Die Frau in Rot schien zu wissen, was sie dachte. „Der Prozess lässt sich nicht aufhalten", fügte sie hinzu, die Augen leicht geweitet, „Nur verlangsamen. Der Junge hatte schon viele Jahre mehr, als andere sie haben." Annie runzelte die Stirn, Ekel stieg angesichts ihrer Worte in ihr auf. Sie war so heuchlerisch. „Warum solltest du mir helfen wollen?", spuckte sie in einem Anflug von Mut aus. „Du bist ein Dämon." Die Dämonin lächelte ein weiteres feines Lächeln, dass ihre leblos glänzenden Augen nicht erreichte. „Vielleicht habe ich mir einen Funken Menschlichkeit bewahrt. Das ist ein schöner Gedanke, nicht wahr? Ich war zu Lebzeiten kein guter Mensch, habe meine Seele für Rache verkauft. Vielleicht will ich ja jemanden schützen, der dieses Schicksal nicht verdient hat." Ihre Augen schienen kurz aufzuglimmen, wie glühende Kohlen. „Ich erwarte nicht, dass du mir glaubst. Aber vielleicht tröstet dich der Gedanke. Meine Beweggründe tun für dich ohnehin nichts zur Sache. Du bist verzweifelt", stellte sie fest. „Ich wette, du wärst bereit, alles zu tun." Sie stemmte eine Hand in die Hüfte und warf mit der anderen ihre schweren Locken zurück. „Und du hast keinen Schimmer, was du tun könntest.
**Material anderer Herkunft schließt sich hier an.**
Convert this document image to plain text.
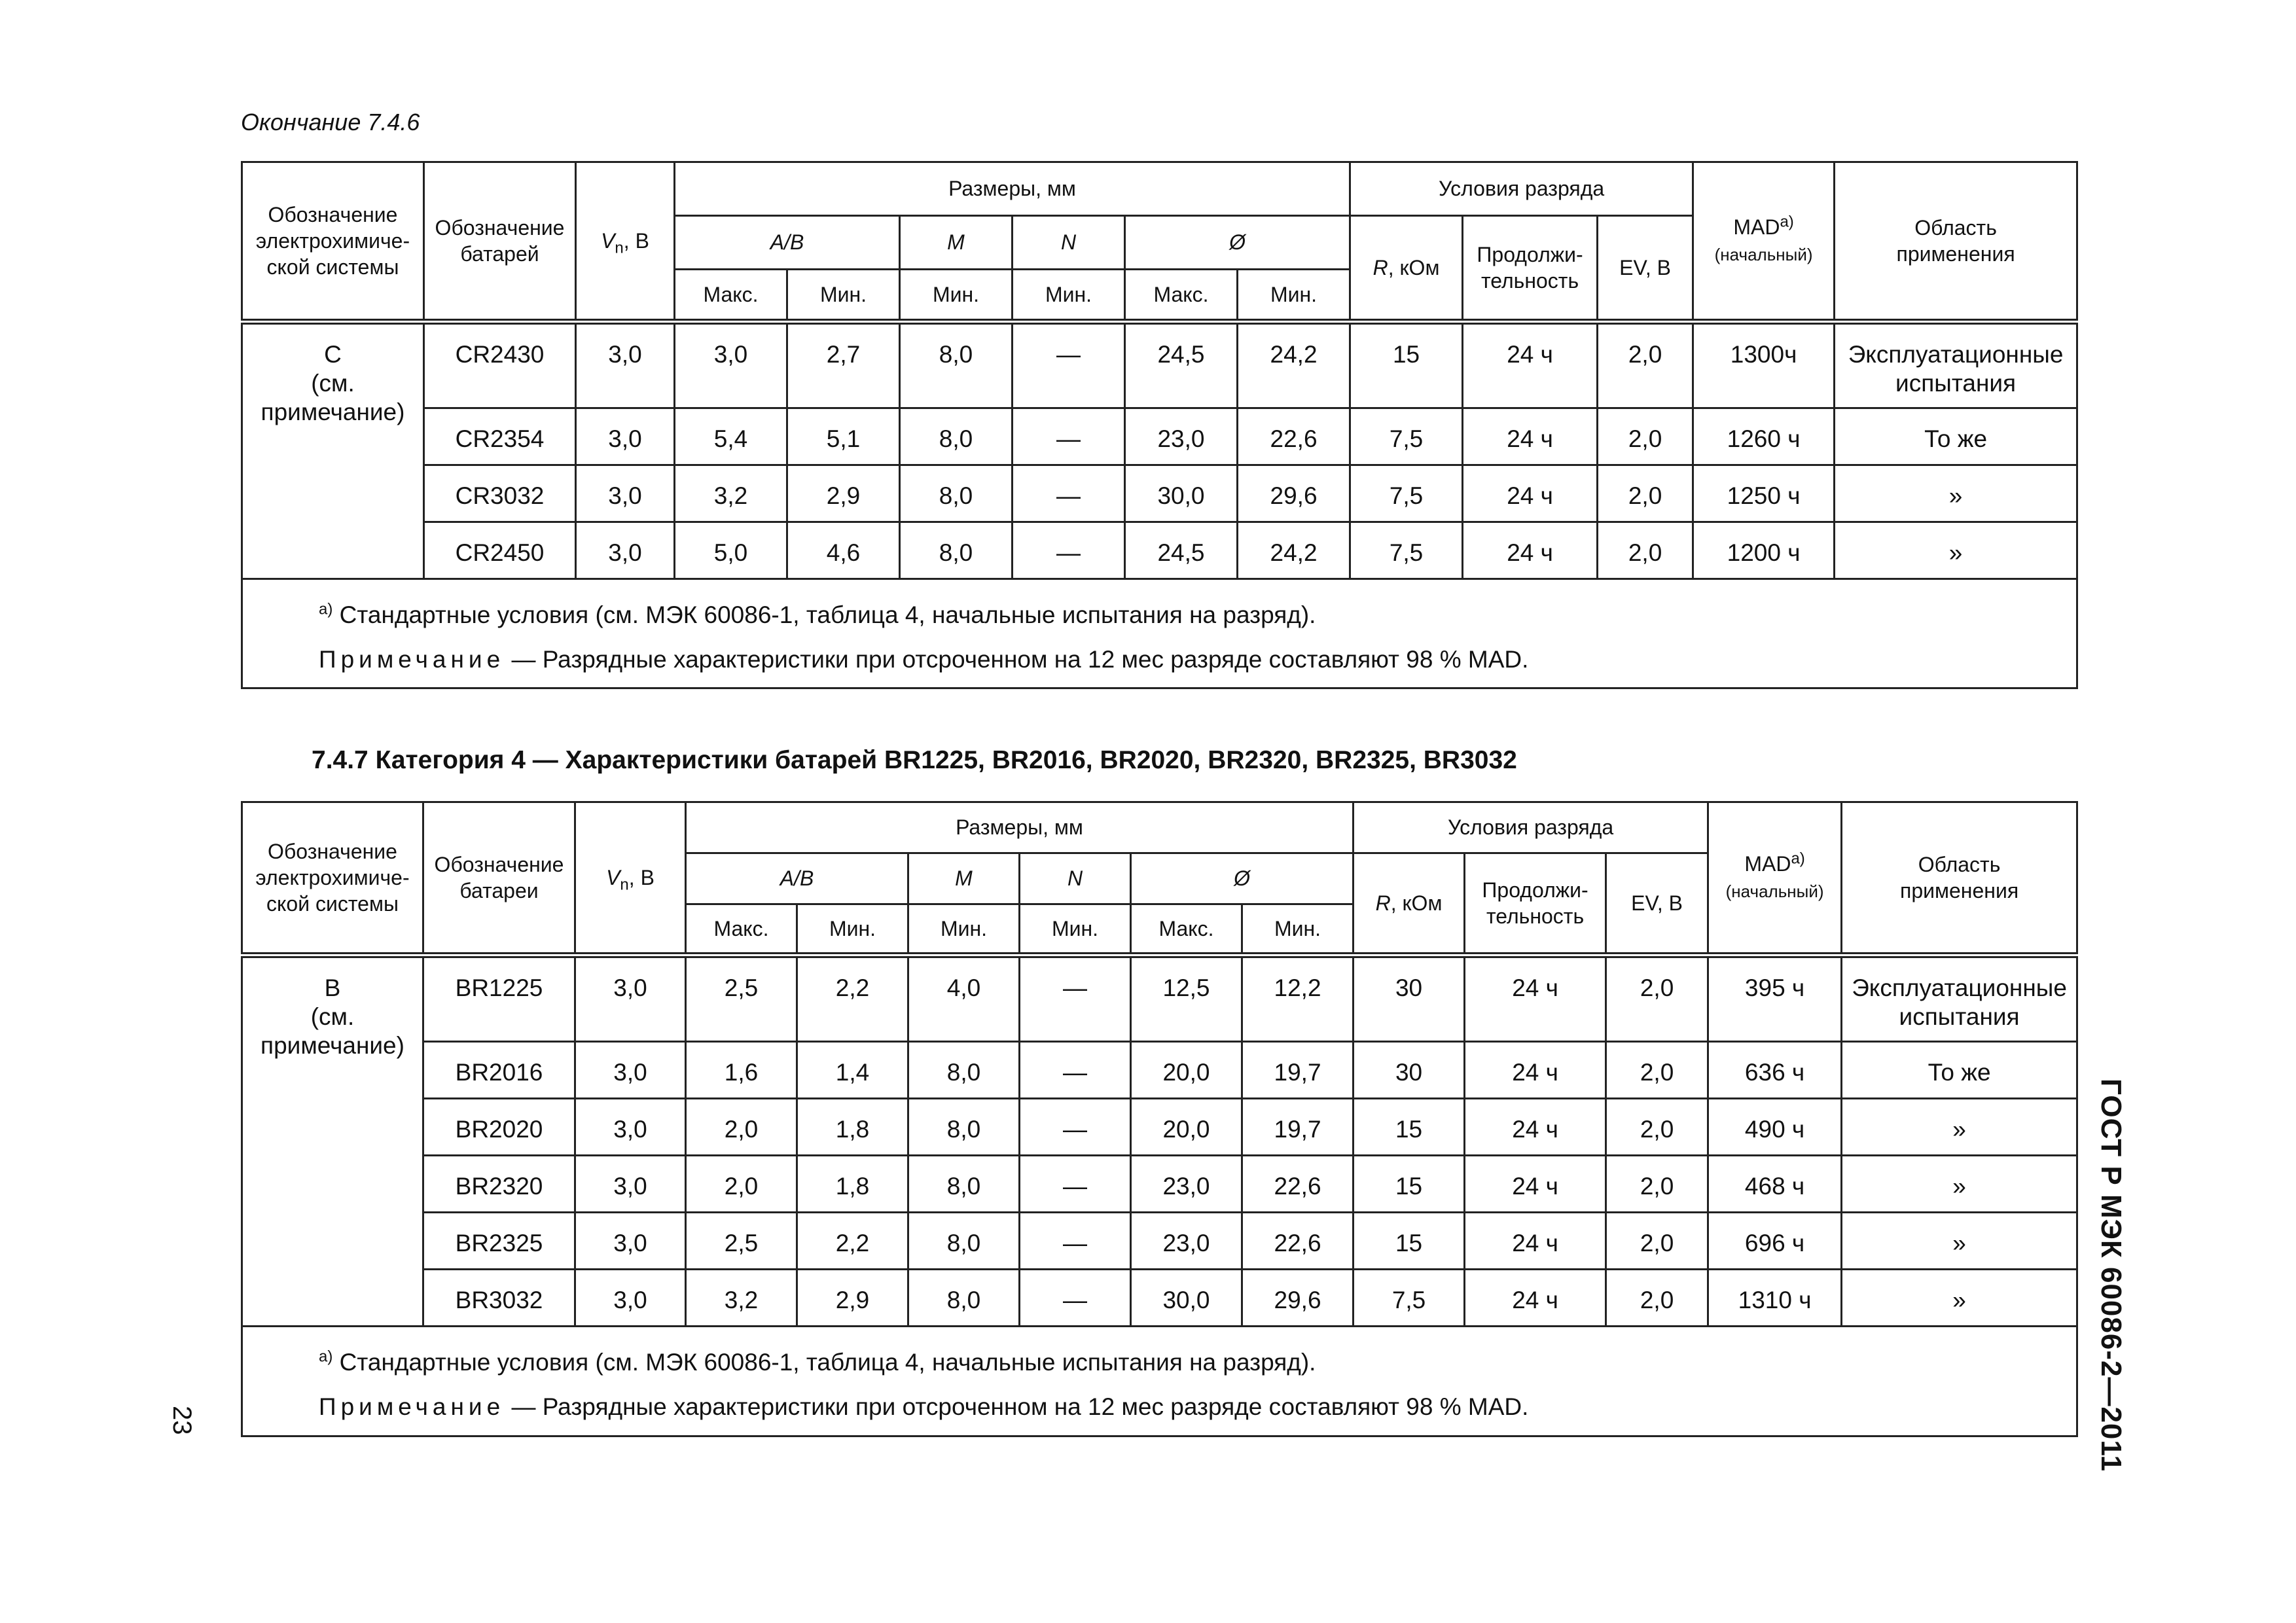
Окончание 7.4.6
Обозначение
электрохимиче-
ской системы	Обозначение
батарей	$V_n$, В	Размеры, мм						Условия разряда			$MAD^{а)}$
(начальный)	Область
применения
			A/B		M	N	Ø		R, кОм	Продолжи-
тельность	EV, В		
			Макс.	Мин.	Мин.	Мин.	Макс.	Мин.					
С
(см.
примечание)	CR2430	3,0	3,0	2,7	8,0	—	24,5	24,2	15	24 ч	2,0	1300ч	Эксплуатационные испытания
	CR2354	3,0	5,4	5,1	8,0	—	23,0	22,6	7,5	24 ч	2,0	1260 ч	То же
	CR3032	3,0	3,2	2,9	8,0	—	30,0	29,6	7,5	24 ч	2,0	1250 ч	»
	CR2450	3,0	5,0	4,6	8,0	—	24,5	24,2	7,5	24 ч	2,0	1200 ч	»

$^{а)}$ Стандартные условия (см. МЭК 60086-1, таблица 4, начальные испытания на разряд).
Примечание — Разрядные характеристики при отсроченном на 12 мес разряде составляют 98 % MAD.													
7.4.7 Категория 4 — Характеристики батарей BR1225, BR2016, BR2020, BR2320, BR2325, BR3032
Обозначение
электрохимиче-
ской системы	Обозначение
батареи	$V_n$, В	Размеры, мм						Условия разряда			$MAD^{а)}$
(начальный)	Область
применения
			A/B		M	N	Ø		R, кОм	Продолжи-
тельность	EV, В		
			Макс.	Мин.	Мин.	Мин.	Макс.	Мин.					
В
(см.
примечание)	BR1225	3,0	2,5	2,2	4,0	—	12,5	12,2	30	24 ч	2,0	395 ч	Эксплуатационные испытания
	BR2016	3,0	1,6	1,4	8,0	—	20,0	19,7	30	24 ч	2,0	636 ч	То же
	BR2020	3,0	2,0	1,8	8,0	—	20,0	19,7	15	24 ч	2,0	490 ч	»
	BR2320	3,0	2,0	1,8	8,0	—	23,0	22,6	15	24 ч	2,0	468 ч	»
	BR2325	3,0	2,5	2,2	8,0	—	23,0	22,6	15	24 ч	2,0	696 ч	»
	BR3032	3,0	3,2	2,9	8,0	—	30,0	29,6	7,5	24 ч	2,0	1310 ч	»

$^{а)}$ Стандартные условия (см. МЭК 60086-1, таблица 4, начальные испытания на разряд).
Примечание — Разрядные характеристики при отсроченном на 12 мес разряде составляют 98 % MAD.														ГОСТ Р МЭК 60086-2—2011
23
Ich biete dir eine Möglichkeit an. Es ist unsicher, aber es ist das einzige, was du tun könntest." Annie fühlte sich hin- und hergerissen. Einerseits hatte sie recht - ihr blieben keine Möglichkeiten mehr. Der Gedanke an einen Exorzismus, wie Roman ihn in einer seiner letzten guten Nächte erwähnt hatte, schien ihr unerträglich - sie wollte Roman nicht des Hauses, ihres Hauses verbannen, niemals. Sie wollte nicht, dass es ihm schlecht ergeht; und was passierte wohl mit korrupten Seelen, wenn sie von der Erde verbannt wurden? Rosig sah es für sie bestimmt nicht aus, ob man nun an einen Gott glaubte oder nicht. Andererseits konnte sie der Dämonin nicht vertrauen. Vertraute sie ihr blind, könnte sie die Situation nur noch verschlimmern. Sie wusste nichts über diese Frau, nicht einmal einen Namen hatte sie, und Annie bezweifelte, dass sie auf Nachfrage einen bekommen würde. In Gedanken nannte sie sie bereits „Miss X", auch wenn sie sich selbst dafür ein wenig albern vorkam.

Miss X schnalzte mit der Zunge. „Willst du mir nun zuhören oder nicht?", fragte sie fordernd. Einen kurzen Moment zögerte sie - und dann gab sie nach. „Sag, was du mir zu sagen hast."




Ja, ich lebe noch, und ja, ich werde auch noch zu Ende schreiben :D

Entschuldigung für die lange Pause, ich habe nicht wirklich eine Ausrede. Irgendwie hänge ich einfach noch an der Geschichte und der Gedanke, dass es jetzt nur noch 2 Teile sind, bis sie beendet ist, ist echt seltsam.